We arrived knowing we still needed ANOTHER flight to get to our desired destination, Ile. Ste. Marie, a small island in the northeast of Madagascar. So it was monsieur's turn to navigate, we were in frenchland again. He sorted it out, we plunked down more money and he left with the name of the hotel we were to go to.

Okay. now we exited to fairly oppressive heat (I'd guess high 80s/low 90s and high humidity) laden with our full backpacks. I mustered up my internal zen and we began walking. As soon as we left airport grounds, we were in the midst of various cottages, huts and shanties as we trudged the road. Supposedly, our hotel was nearby. A few cars stopped and offered taxi services, but monsieur declined thinking our hotel was just ahead.
not.

finally, we stopped and chatted with a fairly friendly guy who had a car who took us to a hotel in the center of the village. we took showers to revive and headed out to the neighborhood. where we discovered a curfew was in effect due to the political troubles.

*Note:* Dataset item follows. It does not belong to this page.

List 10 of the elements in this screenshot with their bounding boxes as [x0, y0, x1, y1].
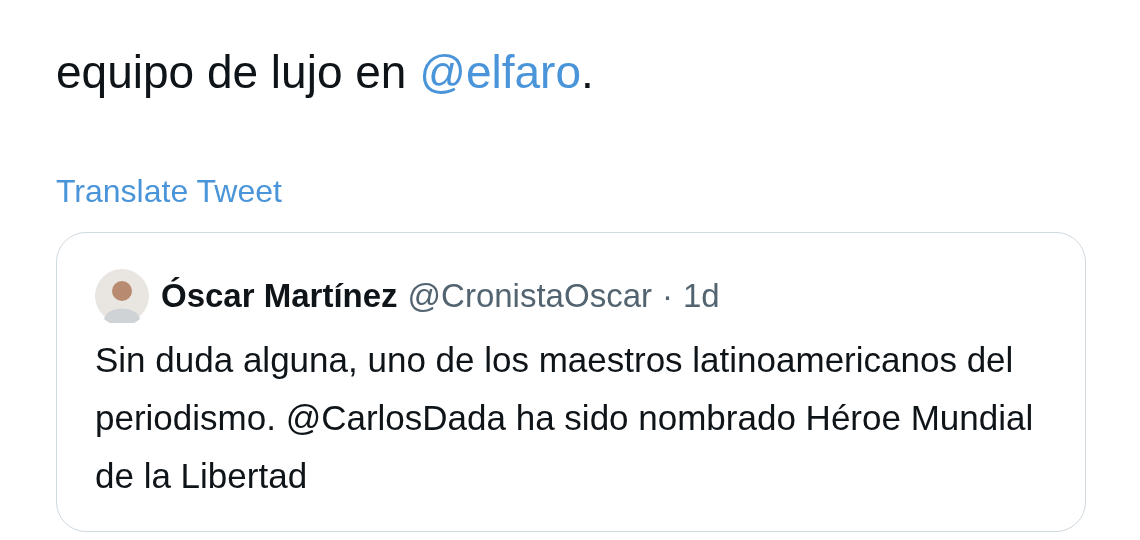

Yes, we chose a spot where the mayor of the capital and the president of the country have been embroiled in a power struggle for a few months now. After a few tense weeks of protests, shootings and the like, a curfew was imposed and the military rolled in.

This hotel was located in a residential area, very poor and apparently slightly surprised to see our white faces! ha, we walked up and down a few blocks at dusk, realized no bar of any sort was to be found. So we returned direction the hotel and ate at a very simple restaurant ... (some sort of chicken/rice dish and beer).

We rose the next day and decided to move closer to the airport, since we were flying out the next day. The atmosphere was tense and we elected just to remain at our new hotel ... which wasn't half bad. It could have been in old New Orleans, or somewhere in Latin America ... or where we were. Kind of tropical old world charm. Terraced and gardens and walled in, you could almost forget there were political skirmishes underway ... we lounged around and sipped beer and played cards and laughed a bit. In between mosquito spray and goofin' off!

Dinner was hilarious. For JY. Why? well because I let him order for me from the local specialties. So pork and manioc it was. He on the other hand selected a "3 Viandes" dish which looked quite tasty. Mine looked like this ... and tasted just about the same ... I longed for my Air Madagascar chicken, I did. The only things that saved the night were the rhum punch and the father/son guitar duo who played so well through dinner. Oh. and the laughing till I cried. that helped too!

Monday, February 16, 2009

on safari... and stuff ....

well, folks ... off for a 'petite aventure' ... a break from the cold and capitalizing upon the new relative proximity to Africa.

Gone for a few weeks and probably not blogging regularly. lucky to have running water, let alone internet access!

I WILL however take copious notes and photos ... and hopefully have a million small adventures as only Kim can. That way, I can dazzle you with stories upon my return.

ponders what other witticisms to throw in. comes up with nothing.

Okay then, I'll leave you with that...feel free to confer amongst yourselves and ready your questions for my return ... ha!